Pro: turns the binary into a graph — runs can chain into completion.
Con: needs orchestrator changes; who is responsible for honoring retry hints when the orchestrator is "cron" or "the user"?

Option E — Do nothing; document workarounds

Keep binary run status. Require connectors to document their own partial-data behavior and env-var escape hatches.

Pro: zero spec change.
Con: workarounds proliferate (PDPP_SLACK_SKIP_SLACKDUMP style), no cross-connector consistency, silent data loss remains undetectable.

Trade-offs to weigh

Downstream complexity — a partially_completed state forces every consumer to think about partial. Some consumers want binary.
Audit rigor — regulators / Linux Foundation review will ask "how do you know a run didn't drop data on the floor?" A protocol-level answer is worth more than per-connector answers.
Retry economics — some retries are free (idempotent APIs), some cost money (rate-limited APIs with tight 429 budgets).
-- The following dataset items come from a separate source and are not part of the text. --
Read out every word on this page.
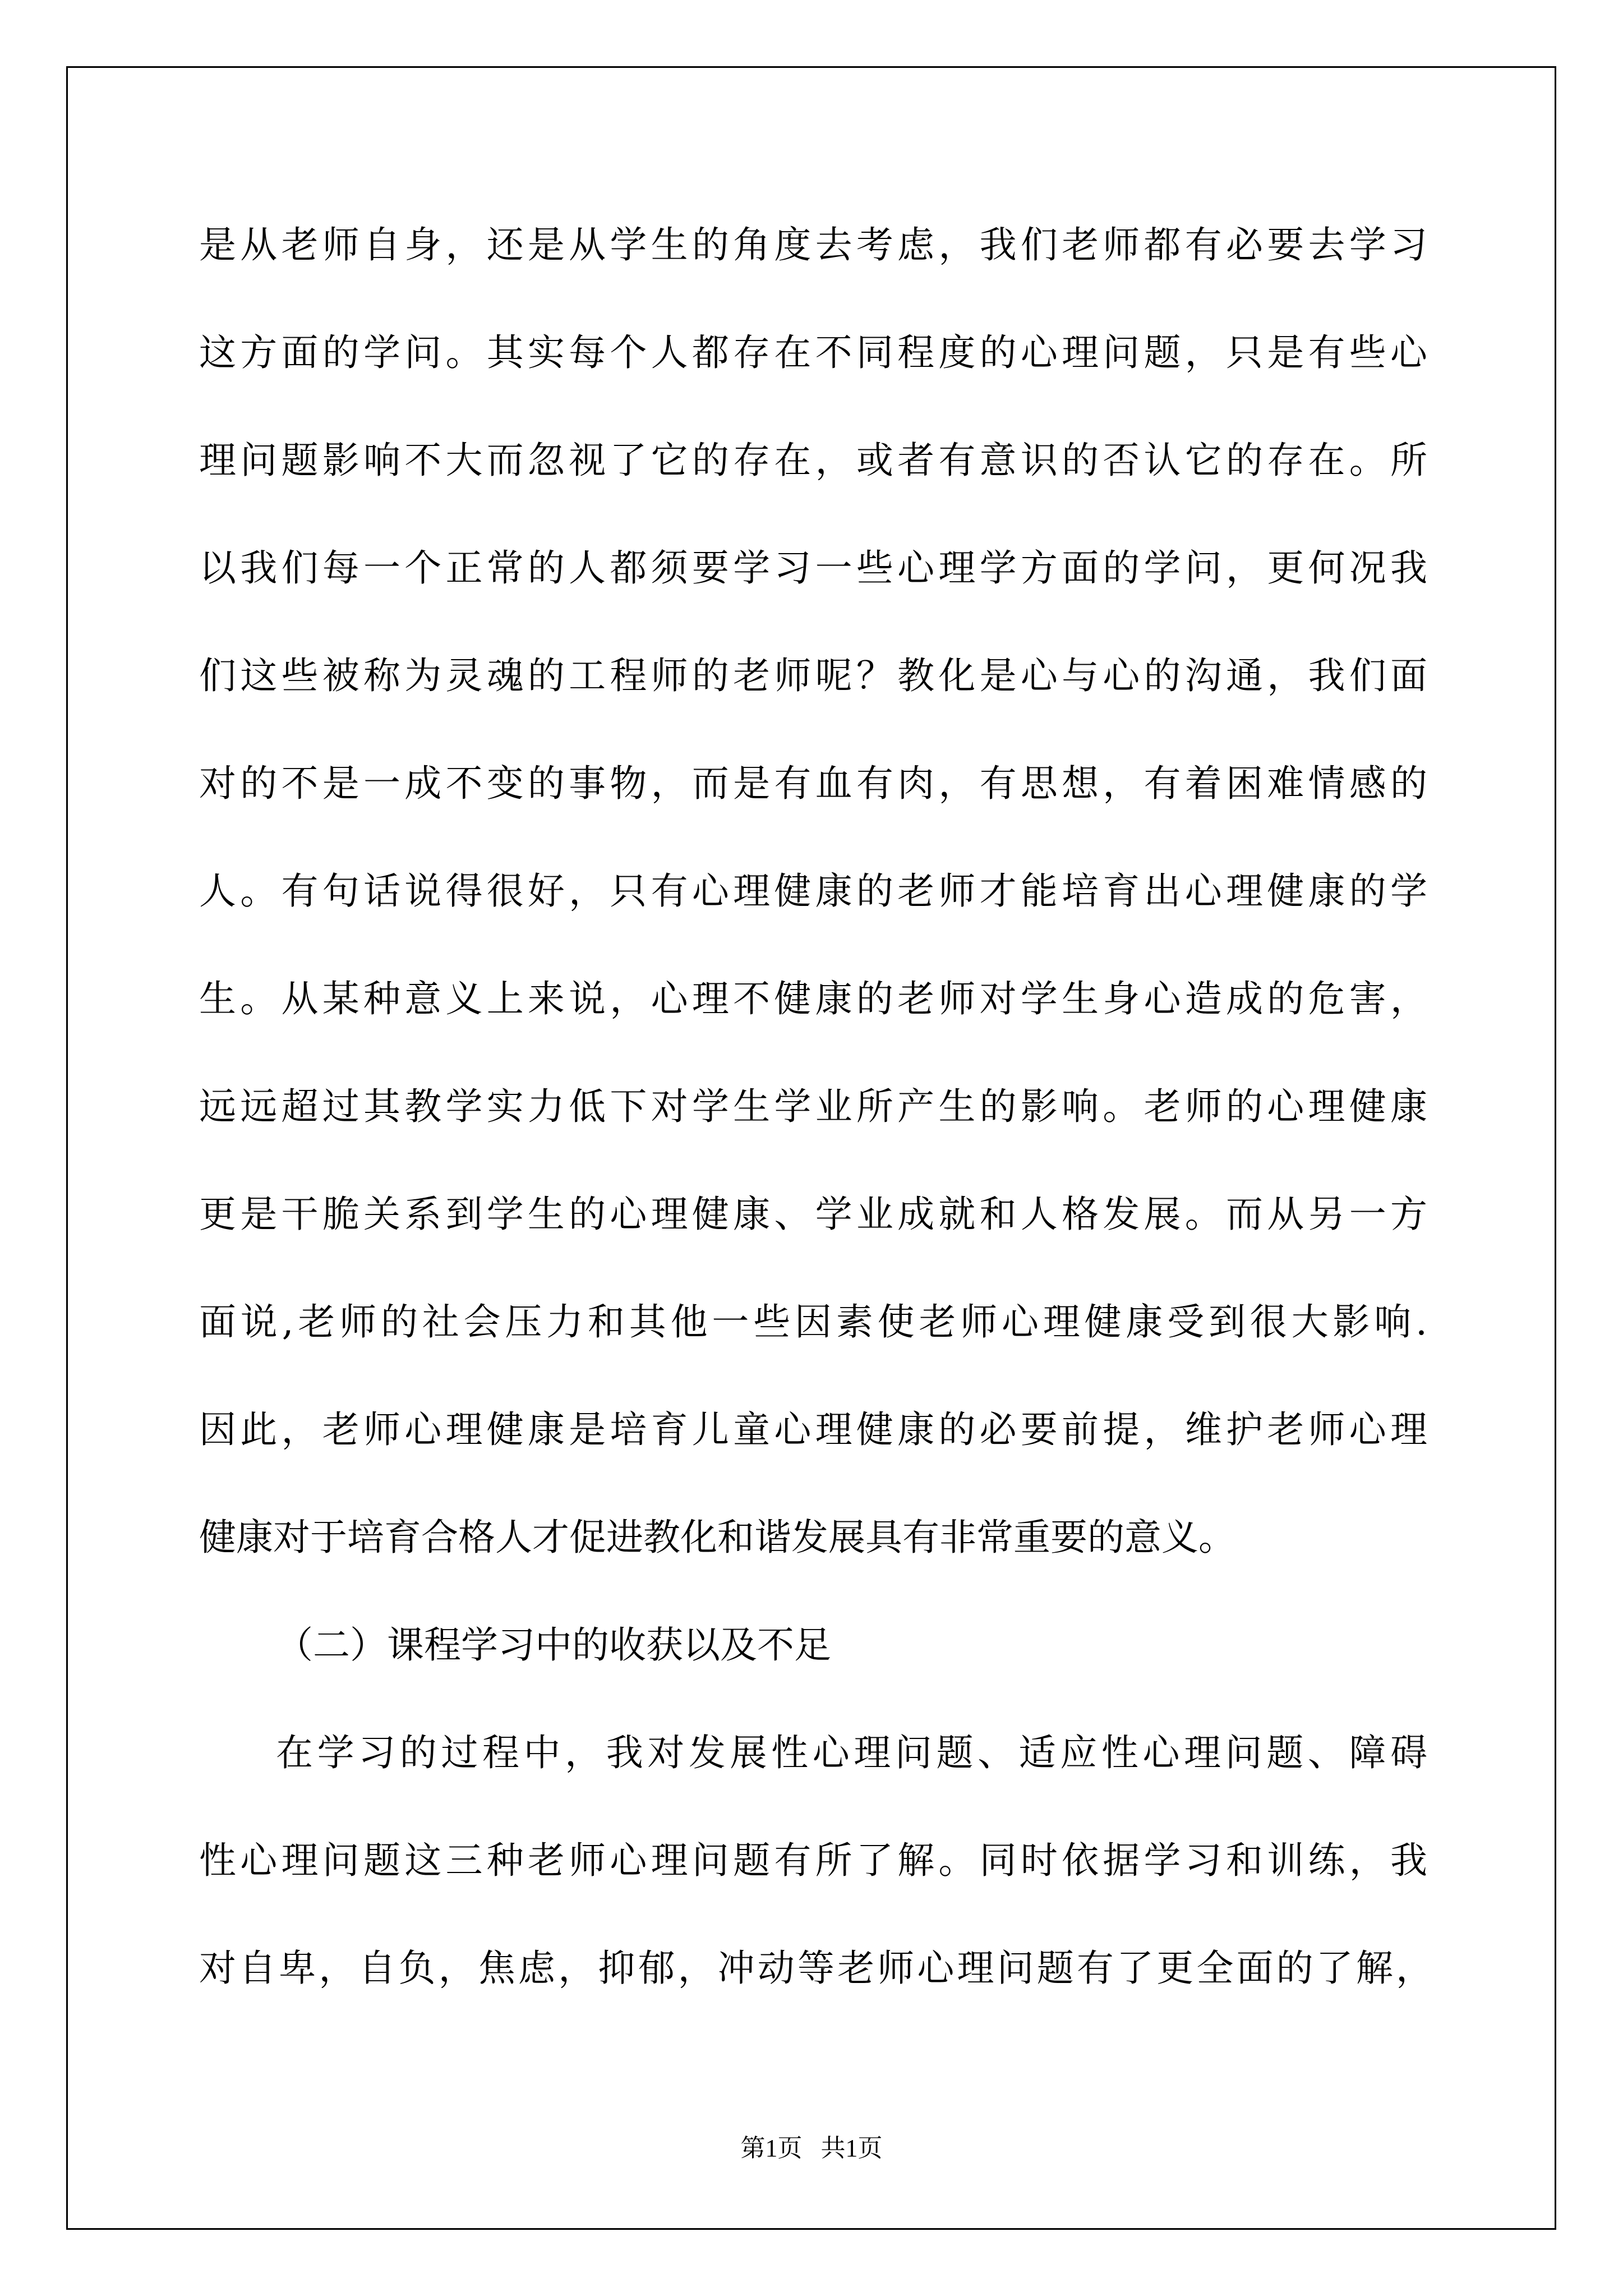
是从老师自身，还是从学生的角度去考虑，我们老师都有必要去学习
这方面的学问。其实每个人都存在不同程度的心理问题，只是有些心
理问题影响不大而忽视了它的存在，或者有意识的否认它的存在。所
以我们每一个正常的人都须要学习一些心理学方面的学问，更何况我
们这些被称为灵魂的工程师的老师呢？教化是心与心的沟通，我们面
对的不是一成不变的事物，而是有血有肉，有思想，有着困难情感的
人。有句话说得很好，只有心理健康的老师才能培育出心理健康的学
生。从某种意义上来说，心理不健康的老师对学生身心造成的危害，
远远超过其教学实力低下对学生学业所产生的影响。老师的心理健康
更是干脆关系到学生的心理健康、学业成就和人格发展。而从另一方
面说,老师的社会压力和其他一些因素使老师心理健康受到很大影响.
因此，老师心理健康是培育儿童心理健康的必要前提，维护老师心理
健康对于培育合格人才促进教化和谐发展具有非常重要的意义。
（二）课程学习中的收获以及不足
在学习的过程中，我对发展性心理问题、适应性心理问题、障碍
性心理问题这三种老师心理问题有所了解。同时依据学习和训练，我
对自卑，自负，焦虑，抑郁，冲动等老师心理问题有了更全面的了解，
第1页   共1页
A retry_hint mechanism needs cost-awareness.
Owner clarity in self-export — an owner self-exporting their data wants to know "am I missing anything?" The current protocol can't answer that question at all.

Action items

Decide A–E. Several of the options compose (B + C, B + D, C + D) and the decision is about which combination, not which single option.
If B: add records_durable_in_rs field to run.failed spine events; document that RS contents are authoritative, spine status is about the attempt.
If C: define skip-reason taxonomy (start with the five cases above); mandate histogram in DONE.
If D: define retry_hint schema + scheduler contract.
Revisit all five design notes that document existing per-connector workarounds — they become "examples" under the unified semantics rather than standalone gaps.

Why this is a spec-level question, not a connector bug

Each of the five cases can be "fixed" at the connector level by making it not fail (retry forever, swallow errors, etc.). But that fix makes partial-data less visible, not more. A protocol that cares about owner agency and audit integrity needs to make partial-data explicit. The question is what shape that explicitness takes — not whether to have it.